Maybe some examples would help illustrate what I mean.

  • Pop-up ads were gone for a while – remember? But now they’re back. Visually disruptive ad campaigns are the easiest example in this category. They may lead to more clicks, to additional ad revenue, but they are clearly not leading your customers to success. They are on your site to engage with your content and your products – obscuring those things with an external (or internal!) ad is putting your success ahead of theirs, plainly.
  • Opt-out or cancellation buttons and screens that include passive aggressive or semi-threatening language are becoming popular – “I don’t want to maximize my income.” “Leaving now may leave you at risk!” – these are, again, plainly putting a win for the company ahead of a win for the customer.
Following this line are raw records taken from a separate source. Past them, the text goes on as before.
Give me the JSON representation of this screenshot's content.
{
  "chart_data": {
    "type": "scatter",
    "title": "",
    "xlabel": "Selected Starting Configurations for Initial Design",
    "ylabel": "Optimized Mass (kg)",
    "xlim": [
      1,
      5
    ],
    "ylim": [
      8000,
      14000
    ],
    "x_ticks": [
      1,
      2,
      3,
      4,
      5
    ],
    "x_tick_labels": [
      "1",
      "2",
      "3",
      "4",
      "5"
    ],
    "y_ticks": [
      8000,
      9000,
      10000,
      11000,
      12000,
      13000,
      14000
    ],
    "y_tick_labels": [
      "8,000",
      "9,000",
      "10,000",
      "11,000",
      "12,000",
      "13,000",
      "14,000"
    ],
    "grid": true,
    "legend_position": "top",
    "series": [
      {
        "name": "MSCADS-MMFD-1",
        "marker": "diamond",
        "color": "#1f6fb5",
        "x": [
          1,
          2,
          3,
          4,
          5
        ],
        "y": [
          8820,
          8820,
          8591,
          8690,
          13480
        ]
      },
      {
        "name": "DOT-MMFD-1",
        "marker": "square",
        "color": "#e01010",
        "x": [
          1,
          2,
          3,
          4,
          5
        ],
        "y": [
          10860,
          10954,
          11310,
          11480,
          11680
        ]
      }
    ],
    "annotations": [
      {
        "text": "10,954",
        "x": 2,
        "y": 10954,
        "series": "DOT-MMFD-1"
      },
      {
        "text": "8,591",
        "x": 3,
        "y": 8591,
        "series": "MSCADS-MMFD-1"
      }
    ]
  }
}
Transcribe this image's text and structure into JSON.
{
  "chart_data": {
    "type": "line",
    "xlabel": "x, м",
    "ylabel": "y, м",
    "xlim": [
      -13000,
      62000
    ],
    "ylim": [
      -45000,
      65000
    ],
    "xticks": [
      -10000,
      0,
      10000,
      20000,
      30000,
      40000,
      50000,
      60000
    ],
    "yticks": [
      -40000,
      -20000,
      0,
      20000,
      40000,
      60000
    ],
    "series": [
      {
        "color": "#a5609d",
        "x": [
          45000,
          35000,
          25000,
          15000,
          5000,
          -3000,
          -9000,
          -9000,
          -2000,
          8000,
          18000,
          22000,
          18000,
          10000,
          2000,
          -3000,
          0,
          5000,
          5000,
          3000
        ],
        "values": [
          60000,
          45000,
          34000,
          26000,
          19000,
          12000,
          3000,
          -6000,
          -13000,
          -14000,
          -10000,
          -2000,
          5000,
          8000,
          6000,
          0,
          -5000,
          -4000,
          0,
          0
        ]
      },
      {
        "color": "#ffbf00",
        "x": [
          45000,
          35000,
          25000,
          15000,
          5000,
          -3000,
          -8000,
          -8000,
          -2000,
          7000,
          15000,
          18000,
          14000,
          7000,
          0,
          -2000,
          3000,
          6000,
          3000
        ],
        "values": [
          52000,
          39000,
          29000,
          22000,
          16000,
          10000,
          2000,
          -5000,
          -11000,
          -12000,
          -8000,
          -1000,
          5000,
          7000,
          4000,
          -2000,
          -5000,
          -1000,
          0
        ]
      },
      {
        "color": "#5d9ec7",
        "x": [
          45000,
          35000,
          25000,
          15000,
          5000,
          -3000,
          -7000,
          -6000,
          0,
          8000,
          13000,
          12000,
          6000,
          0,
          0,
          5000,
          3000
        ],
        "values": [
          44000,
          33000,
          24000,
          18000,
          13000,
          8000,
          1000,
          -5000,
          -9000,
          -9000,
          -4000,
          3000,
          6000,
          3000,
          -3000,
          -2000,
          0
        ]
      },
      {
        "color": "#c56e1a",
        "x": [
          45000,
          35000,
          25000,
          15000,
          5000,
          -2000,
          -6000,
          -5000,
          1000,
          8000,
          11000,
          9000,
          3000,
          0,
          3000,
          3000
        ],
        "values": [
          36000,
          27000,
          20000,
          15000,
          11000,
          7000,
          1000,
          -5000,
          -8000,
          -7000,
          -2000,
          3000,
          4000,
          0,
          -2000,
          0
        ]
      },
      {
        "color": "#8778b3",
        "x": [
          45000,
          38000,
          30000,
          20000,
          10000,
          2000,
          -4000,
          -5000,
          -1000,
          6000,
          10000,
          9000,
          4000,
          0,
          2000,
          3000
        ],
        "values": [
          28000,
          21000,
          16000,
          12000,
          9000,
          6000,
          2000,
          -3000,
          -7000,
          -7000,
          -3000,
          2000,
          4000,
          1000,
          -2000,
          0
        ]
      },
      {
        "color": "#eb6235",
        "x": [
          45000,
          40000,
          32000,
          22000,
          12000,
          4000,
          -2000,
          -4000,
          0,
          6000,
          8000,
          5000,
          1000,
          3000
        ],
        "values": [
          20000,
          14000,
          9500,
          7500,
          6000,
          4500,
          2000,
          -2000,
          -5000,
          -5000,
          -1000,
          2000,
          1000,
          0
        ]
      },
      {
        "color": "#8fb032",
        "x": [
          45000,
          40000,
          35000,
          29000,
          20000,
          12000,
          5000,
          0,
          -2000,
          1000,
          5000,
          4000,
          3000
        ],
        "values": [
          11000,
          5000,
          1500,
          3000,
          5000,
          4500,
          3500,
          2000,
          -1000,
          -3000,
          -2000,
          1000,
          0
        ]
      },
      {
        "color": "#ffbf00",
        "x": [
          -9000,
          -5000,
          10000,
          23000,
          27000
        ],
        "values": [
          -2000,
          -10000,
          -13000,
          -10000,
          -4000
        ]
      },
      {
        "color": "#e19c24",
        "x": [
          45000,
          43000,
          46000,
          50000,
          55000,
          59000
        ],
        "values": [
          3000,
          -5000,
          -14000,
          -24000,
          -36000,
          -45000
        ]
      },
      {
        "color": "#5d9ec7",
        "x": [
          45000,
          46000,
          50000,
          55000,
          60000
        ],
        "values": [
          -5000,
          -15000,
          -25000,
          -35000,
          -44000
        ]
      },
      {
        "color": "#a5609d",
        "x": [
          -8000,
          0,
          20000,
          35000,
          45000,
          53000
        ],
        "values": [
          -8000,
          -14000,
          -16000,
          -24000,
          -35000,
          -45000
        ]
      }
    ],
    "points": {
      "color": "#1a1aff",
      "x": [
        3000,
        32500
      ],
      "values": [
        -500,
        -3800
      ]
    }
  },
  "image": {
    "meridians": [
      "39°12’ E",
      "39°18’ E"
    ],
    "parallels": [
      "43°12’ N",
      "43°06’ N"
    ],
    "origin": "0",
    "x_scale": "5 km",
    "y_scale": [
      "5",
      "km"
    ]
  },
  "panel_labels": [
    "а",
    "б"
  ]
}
You may minimize loss, but you’re not only putting aside hospitality, you’re being a bit of a bully. url
  • A/B Testing is a huge part of growth engineering and data collection. A button placed differently, a header image removed or altered, testing adjustments to see what converts, what leads to more traffic. Try to construct your A/B tests with customer success in mind. Their success is not usually tied as closely to conversions and page views – I can’t tell you what their success looks like, but they sure can!
  • When defining your Goals in a tool like Google Analytics, the same sort of thinking applies: yes, knowing the path your customers take to the final purchase confirmation page is important, but it is also worth considering the (much larger) group that does not convert. Identifying where they drop off, and using a tool like Qualaroo to find out why they leave, would help focus on their success.

Keep collecting data. Keep drawing actionable insights from it, but remember: the data doesn’t tell the whole story. Additional conversions, decreasing customer churn, these may look great on a quarterly spreadsheet, but you need to dig deeper to see if they are really giving your customers the best experience they can have.